Search

What a Year for the 30 Year Mortgage Rates


January started calm but the first reports of the consumer price index rate for December 2021

arrived mid-month and all the sudden inflation was upon us. A reading of the press release for

the mid December 2021 meeting of the FOMC (Federal Open Market Committee) that sets the

prime interest rate, barely mentions inflation other than saying inflation had been running over

their target rate of 2% for some time but no action was taken or note of alarm of its impending

impact on our economy was mentioned. Or was any change in their approach in controlling

interest rates. The 30-year mortgage rate was 3.1%.

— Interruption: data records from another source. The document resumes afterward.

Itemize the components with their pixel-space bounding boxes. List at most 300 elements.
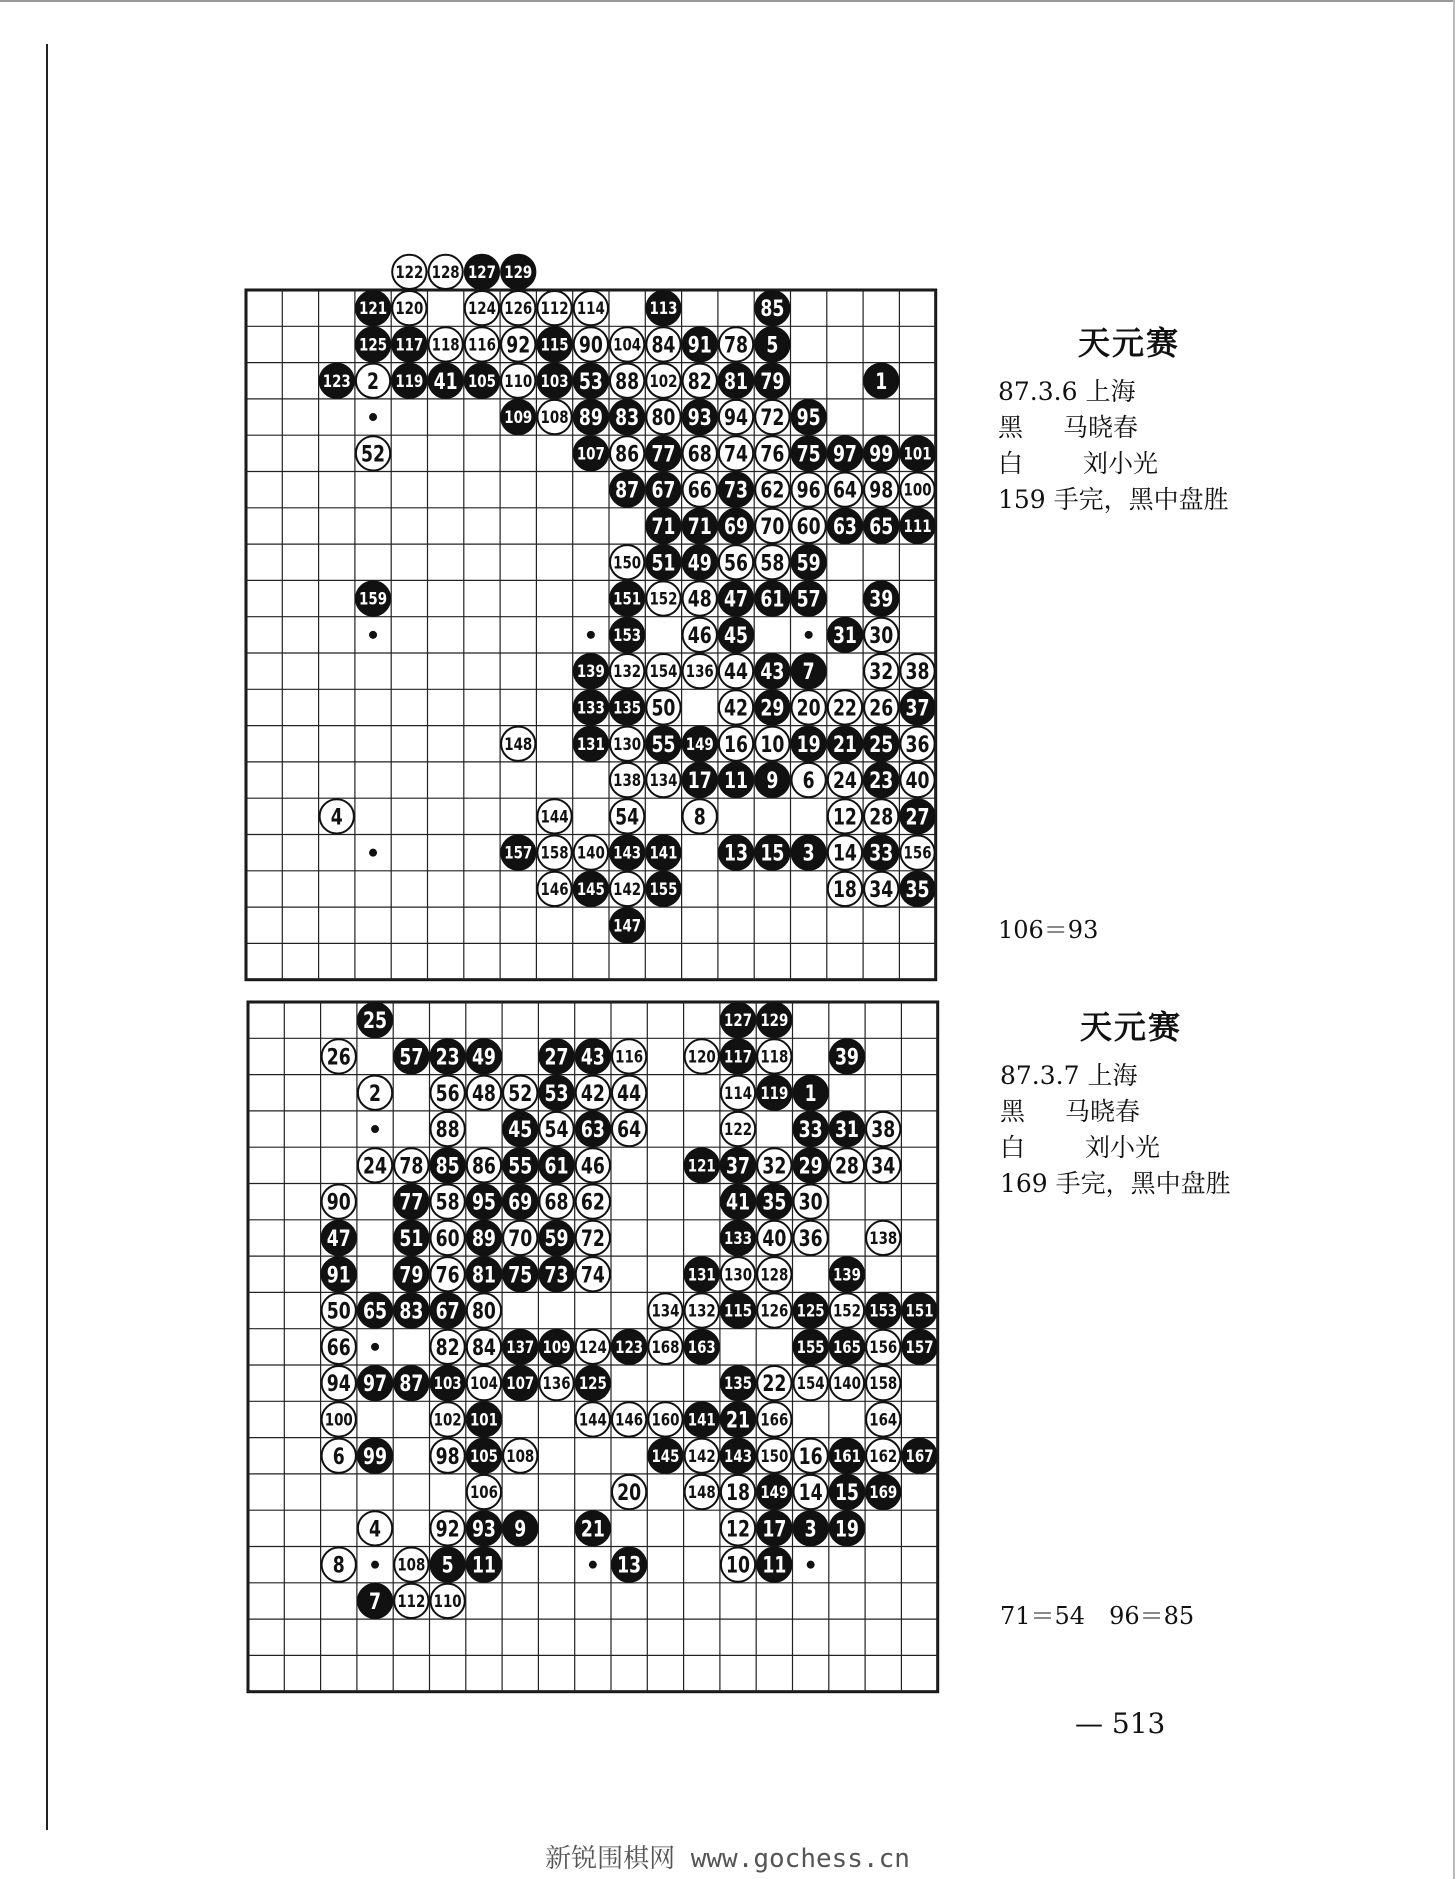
move-number: 85	[760, 297, 785, 323]
white-stone	[320, 799, 354, 833]
white-stone	[683, 581, 717, 615]
game-1-info	[998, 318, 1229, 518]
move-number: 159	[359, 589, 388, 610]
black-stone	[610, 618, 644, 652]
move-number: 44	[617, 1081, 642, 1107]
move-number: 63	[580, 1118, 605, 1144]
white-stone	[429, 255, 463, 289]
move-number: 127	[467, 262, 496, 283]
black-stone	[322, 1221, 356, 1255]
black-stone	[794, 1330, 828, 1364]
go-board-game-1	[246, 262, 990, 970]
black-stone	[394, 1293, 428, 1327]
black-stone	[646, 473, 680, 507]
black-stone	[685, 1257, 719, 1291]
white-stone	[467, 1148, 501, 1182]
white-stone	[574, 291, 608, 325]
move-number: 145	[576, 879, 605, 900]
move-number: 148	[504, 734, 533, 755]
move-number: 142	[613, 879, 642, 900]
black-stone	[537, 327, 571, 361]
move-number: 19	[834, 1517, 859, 1543]
black-stone	[646, 545, 680, 579]
black-stone	[429, 364, 463, 398]
move-number: 120	[687, 1047, 716, 1068]
white-stone	[830, 1293, 864, 1327]
move-number: 57	[796, 587, 821, 613]
move-number: 125	[359, 335, 388, 356]
move-number: 165	[832, 1337, 861, 1358]
move-number: 128	[431, 262, 460, 283]
move-number: 51	[399, 1226, 424, 1252]
white-stone	[501, 327, 535, 361]
white-stone	[828, 799, 862, 833]
white-stone	[574, 836, 608, 870]
move-number: 35	[905, 877, 930, 903]
white-stone	[646, 581, 680, 615]
move-number: 33	[798, 1118, 823, 1144]
move-number: 130	[613, 734, 642, 755]
move-number: 75	[508, 1263, 533, 1289]
white-stone	[721, 1475, 755, 1509]
white-stone	[792, 763, 826, 797]
black-stone	[610, 473, 644, 507]
white-stone	[394, 1584, 428, 1618]
white-stone	[828, 872, 862, 906]
white-stone	[792, 690, 826, 724]
game-2-result: 169 手完，黑中盘胜	[1000, 1169, 1231, 1198]
black-stone	[902, 1293, 936, 1327]
move-number: 34	[869, 877, 894, 903]
black-stone	[683, 763, 717, 797]
move-number: 92	[435, 1517, 460, 1543]
board-diagram-2	[248, 982, 992, 1682]
white-stone	[322, 1330, 356, 1364]
black-stone	[503, 1366, 537, 1400]
move-number: 24	[832, 769, 857, 795]
black-stone	[539, 1330, 573, 1364]
white-stone	[610, 872, 644, 906]
move-number: 40	[762, 1226, 787, 1252]
black-stone	[467, 1548, 501, 1582]
move-number: 34	[871, 1154, 896, 1180]
move-number: 5	[441, 1553, 454, 1579]
move-number: 14	[798, 1481, 823, 1507]
move-number: 56	[724, 551, 749, 577]
move-number: 86	[615, 442, 640, 468]
white-stone	[866, 1112, 900, 1146]
black-stone	[610, 690, 644, 724]
black-stone	[356, 327, 390, 361]
move-number: 21	[832, 732, 857, 758]
move-number: 96	[796, 478, 821, 504]
white-stone	[431, 1076, 465, 1110]
move-number: 11	[724, 769, 749, 795]
move-number: 22	[762, 1372, 787, 1398]
white-stone	[757, 1366, 791, 1400]
move-number: 26	[326, 1045, 351, 1071]
white-stone	[794, 1185, 828, 1219]
move-number: 156	[869, 1337, 898, 1358]
white-stone	[467, 1330, 501, 1364]
star-point	[369, 849, 377, 857]
board-diagram-1	[246, 262, 990, 970]
move-number: 101	[469, 1410, 498, 1431]
black-stone	[394, 1366, 428, 1400]
black-stone	[358, 1366, 392, 1400]
white-stone	[719, 327, 753, 361]
white-stone	[539, 1366, 573, 1400]
black-stone	[394, 1257, 428, 1291]
black-stone	[646, 727, 680, 761]
white-stone	[864, 690, 898, 724]
move-number: 39	[834, 1045, 859, 1071]
move-number: 58	[760, 551, 785, 577]
white-stone	[828, 836, 862, 870]
move-number: 163	[687, 1337, 716, 1358]
black-stone	[648, 1439, 682, 1473]
black-stone	[830, 1257, 864, 1291]
white-stone	[358, 1148, 392, 1182]
move-number: 91	[326, 1263, 351, 1289]
white-label: 白	[1000, 1133, 1026, 1162]
black-stone	[757, 1185, 791, 1219]
black-stone	[792, 545, 826, 579]
move-number: 88	[435, 1118, 460, 1144]
black-stone	[902, 1330, 936, 1364]
black-stone	[539, 1221, 573, 1255]
white-stone	[864, 654, 898, 688]
move-number: 102	[433, 1410, 462, 1431]
move-number: 71	[651, 514, 676, 540]
white-stone	[467, 1475, 501, 1509]
move-number: 17	[687, 769, 712, 795]
move-number: 141	[649, 843, 678, 864]
white-stone	[392, 291, 426, 325]
black-stone	[721, 1185, 755, 1219]
black-stone	[719, 618, 753, 652]
move-number: 142	[687, 1446, 716, 1467]
black-stone	[394, 1221, 428, 1255]
move-number: 149	[685, 734, 714, 755]
move-number: 122	[724, 1120, 753, 1141]
white-stone	[610, 727, 644, 761]
black-stone	[828, 618, 862, 652]
move-number: 53	[544, 1081, 569, 1107]
white-stone	[576, 1221, 610, 1255]
black-stone	[646, 509, 680, 543]
star-point	[807, 1561, 815, 1569]
white-stone	[431, 1402, 465, 1436]
move-number: 119	[395, 371, 424, 392]
white-stone	[356, 364, 390, 398]
white-stone	[394, 1148, 428, 1182]
move-number: 148	[687, 1483, 716, 1504]
black-stone	[358, 1584, 392, 1618]
move-number: 42	[724, 696, 749, 722]
move-number: 94	[724, 406, 749, 432]
white-stone	[576, 1076, 610, 1110]
white-stone	[866, 1148, 900, 1182]
move-number: 87	[615, 478, 640, 504]
white-stone	[900, 473, 934, 507]
white-stone	[576, 1148, 610, 1182]
game-1-note: 106＝93	[998, 916, 1099, 944]
move-number: 64	[617, 1118, 642, 1144]
move-number: 146	[540, 879, 569, 900]
move-number: 49	[471, 1045, 496, 1071]
black-stone	[356, 291, 390, 325]
black-stone	[794, 1511, 828, 1545]
white-stone	[719, 654, 753, 688]
black-stone	[721, 1148, 755, 1182]
move-number: 3	[804, 1517, 817, 1543]
move-number: 46	[687, 623, 712, 649]
scan-edge-top	[0, 0, 1455, 2]
white-stone	[866, 1366, 900, 1400]
move-number: 21	[580, 1517, 605, 1543]
black-stone	[794, 1293, 828, 1327]
black-stone	[755, 291, 789, 325]
move-number: 3	[802, 841, 815, 867]
white-stone	[792, 473, 826, 507]
move-number: 110	[504, 371, 533, 392]
white-stone	[864, 618, 898, 652]
move-number: 156	[903, 843, 932, 864]
white-stone	[431, 1330, 465, 1364]
white-stone	[648, 1402, 682, 1436]
move-number: 162	[869, 1446, 898, 1467]
move-number: 27	[544, 1045, 569, 1071]
black-stone	[864, 836, 898, 870]
black-stone	[721, 1039, 755, 1073]
move-number: 51	[651, 551, 676, 577]
white-stone	[757, 1148, 791, 1182]
black-stone	[864, 763, 898, 797]
move-number: 158	[540, 843, 569, 864]
white-stone	[757, 1257, 791, 1291]
white-stone	[864, 473, 898, 507]
black-stone	[864, 581, 898, 615]
star-point	[805, 631, 813, 639]
white-stone	[537, 291, 571, 325]
move-number: 58	[435, 1190, 460, 1216]
move-number: 107	[576, 444, 605, 465]
black-stone	[828, 509, 862, 543]
white-stone	[683, 618, 717, 652]
black-stone	[683, 400, 717, 434]
game-2-title: 天元赛	[1080, 1008, 1183, 1046]
move-number: 132	[613, 662, 642, 683]
black-stone	[755, 654, 789, 688]
move-number: 91	[687, 333, 712, 359]
white-stone	[794, 1475, 828, 1509]
black-stone	[576, 1112, 610, 1146]
white-stone	[719, 436, 753, 470]
white-stone	[719, 545, 753, 579]
move-number: 111	[903, 516, 932, 537]
black-label: 黑	[1000, 1097, 1026, 1126]
move-number: 114	[724, 1083, 753, 1104]
game-1-result: 159 手完，黑中盘胜	[998, 485, 1229, 514]
move-number: 99	[363, 1444, 388, 1470]
move-number: 45	[724, 623, 749, 649]
white-stone	[431, 1221, 465, 1255]
white-stone	[537, 872, 571, 906]
move-number: 93	[471, 1517, 496, 1543]
white-stone	[610, 654, 644, 688]
white-stone	[612, 1402, 646, 1436]
black-stone	[721, 1402, 755, 1436]
move-number: 134	[649, 771, 678, 792]
move-number: 20	[617, 1481, 642, 1507]
black-stone	[574, 436, 608, 470]
white-stone	[828, 763, 862, 797]
move-number: 54	[615, 805, 640, 831]
move-number: 125	[578, 1374, 607, 1395]
black-stone	[719, 473, 753, 507]
move-number: 129	[504, 262, 533, 283]
move-number: 93	[687, 406, 712, 432]
move-number: 7	[802, 660, 815, 686]
white-stone	[685, 1475, 719, 1509]
white-stone	[864, 799, 898, 833]
white-stone	[431, 1584, 465, 1618]
white-stone	[866, 1221, 900, 1255]
move-number: 11	[471, 1553, 496, 1579]
move-number: 29	[798, 1154, 823, 1180]
white-stone	[322, 1293, 356, 1327]
white-stone	[392, 255, 426, 289]
move-number: 82	[435, 1335, 460, 1361]
white-stone	[431, 1112, 465, 1146]
white-stone	[612, 1039, 646, 1073]
move-number: 36	[798, 1226, 823, 1252]
move-number: 103	[433, 1374, 462, 1395]
move-number: 42	[580, 1081, 605, 1107]
black-stone	[900, 509, 934, 543]
move-number: 135	[724, 1374, 753, 1395]
move-number: 115	[540, 335, 569, 356]
game-2-date-place: 87.3.7 上海	[1000, 1061, 1138, 1090]
black-stone	[719, 581, 753, 615]
move-number: 8	[332, 1553, 345, 1579]
black-stone	[900, 690, 934, 724]
white-stone	[900, 727, 934, 761]
black-stone	[721, 1439, 755, 1473]
white-stone	[356, 436, 390, 470]
black-stone	[830, 1039, 864, 1073]
black-stone	[794, 1148, 828, 1182]
move-number: 98	[435, 1444, 460, 1470]
move-number: 9	[766, 769, 779, 795]
black-stone	[792, 836, 826, 870]
move-number: 5	[766, 333, 779, 359]
white-stone	[830, 1366, 864, 1400]
black-stone	[757, 1475, 791, 1509]
white-stone	[685, 1293, 719, 1327]
white-stone	[866, 1439, 900, 1473]
move-number: 68	[687, 442, 712, 468]
white-stone	[358, 1511, 392, 1545]
star-point	[371, 1561, 379, 1569]
black-stone	[902, 1439, 936, 1473]
white-stone	[646, 327, 680, 361]
move-number: 117	[724, 1047, 753, 1068]
move-number: 108	[506, 1446, 535, 1467]
black-stone	[828, 727, 862, 761]
move-number: 6	[332, 1444, 345, 1470]
move-number: 130	[724, 1265, 753, 1286]
move-number: 155	[796, 1337, 825, 1358]
move-number: 47	[724, 587, 749, 613]
white-stone	[755, 400, 789, 434]
move-number: 52	[508, 1081, 533, 1107]
black-stone	[501, 836, 535, 870]
move-number: 113	[649, 299, 678, 320]
move-number: 23	[869, 769, 894, 795]
black-stone	[467, 1402, 501, 1436]
white-stone	[467, 1293, 501, 1327]
move-number: 30	[798, 1190, 823, 1216]
move-number: 38	[871, 1118, 896, 1144]
move-number: 100	[903, 480, 932, 501]
move-number: 16	[724, 732, 749, 758]
white-stone	[322, 1402, 356, 1436]
white-stone	[612, 1076, 646, 1110]
move-number: 18	[726, 1481, 751, 1507]
move-number: 129	[760, 1011, 789, 1032]
white-stone	[683, 473, 717, 507]
watermark-footer: 新锐围棋网 www.gochess.cn	[545, 1844, 910, 1874]
white-stone	[646, 364, 680, 398]
move-number: 12	[832, 805, 857, 831]
white-stone	[501, 364, 535, 398]
white-label: 白	[998, 449, 1024, 478]
white-stone	[646, 690, 680, 724]
move-number: 160	[651, 1410, 680, 1431]
white-stone	[685, 1039, 719, 1073]
black-stone	[755, 581, 789, 615]
white-stone	[757, 1039, 791, 1073]
move-number: 77	[651, 442, 676, 468]
move-number: 48	[687, 587, 712, 613]
move-number: 119	[760, 1083, 789, 1104]
white-stone	[610, 763, 644, 797]
game-2-white	[1000, 1130, 1231, 1166]
black-stone	[392, 364, 426, 398]
white-stone	[900, 836, 934, 870]
move-number: 27	[905, 805, 930, 831]
black-stone	[719, 763, 753, 797]
white-stone	[719, 690, 753, 724]
white-stone	[866, 1402, 900, 1436]
white-stone	[721, 1076, 755, 1110]
move-number: 154	[649, 662, 678, 683]
move-number: 10	[726, 1553, 751, 1579]
move-number: 167	[905, 1446, 934, 1467]
move-number: 121	[359, 299, 388, 320]
black-stone	[828, 436, 862, 470]
move-number: 60	[796, 514, 821, 540]
move-number: 57	[399, 1045, 424, 1071]
move-number: 69	[508, 1190, 533, 1216]
black-stone	[610, 400, 644, 434]
black-stone	[755, 836, 789, 870]
move-number: 106	[469, 1483, 498, 1504]
black-stone	[574, 364, 608, 398]
star-point	[587, 631, 595, 639]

Today the nationwide interest rate for a 30-year mortgage is now 7.3%. The average interest rate

for the past 50 years, 7.76% according to Freddie Mac. So, we can say we have lived this rate

and life continued pretty much the same for us.




Life changes are prime factors in real estate. As we all know too well life can change in a hurry.

Those life changes may require a change of scenery or at least a change of address to live

comfortably as we can. We will figure it out and live our lives as best we can just like

generations have before us. Just remember we are sources for help in your real estate decisions.

We do this every day, and we love doing it. Always happy to help!

For more info about the Federal Reserve, our central bank, read below. After the first sentence

the rest is directly from their website.

The Federal Reserve and more specifically the Federal Open Market Committee (FOMC)

members manage the economy for 5 specific goals. This is directly from the Federal Reserve

website.

“The Federal Reserve System is the central bank of the United States. It performs five

general functions to promote the effective operation of the U.S. economy and, more

generally, the public interest. The Federal Reserve

  • Conducts the nation’s monetary policy to promote maximum employment, stable prices, and moderate long-term interest rates in the U.S. economy.

  • Promotes the stability of the financial system and seeks to minimize and contain systemic risks through active monitoring and engagement in the U.S. and abroad.

  • Promotes the safety and soundness of individual financial institutions and monitors their impact on the financial system as a whole.

  • Fosters payment and settlement system safety and efficiency through services to the banking industry and the U.S. government that facilitate U.S.-dollar transactions and payments.

  • Promotes consumer protection and community development through consumer-focused supervision and examination, research and analysis of emerging consumer issues and trends, community economic development activities, and

the administration of consumer laws and regulations.”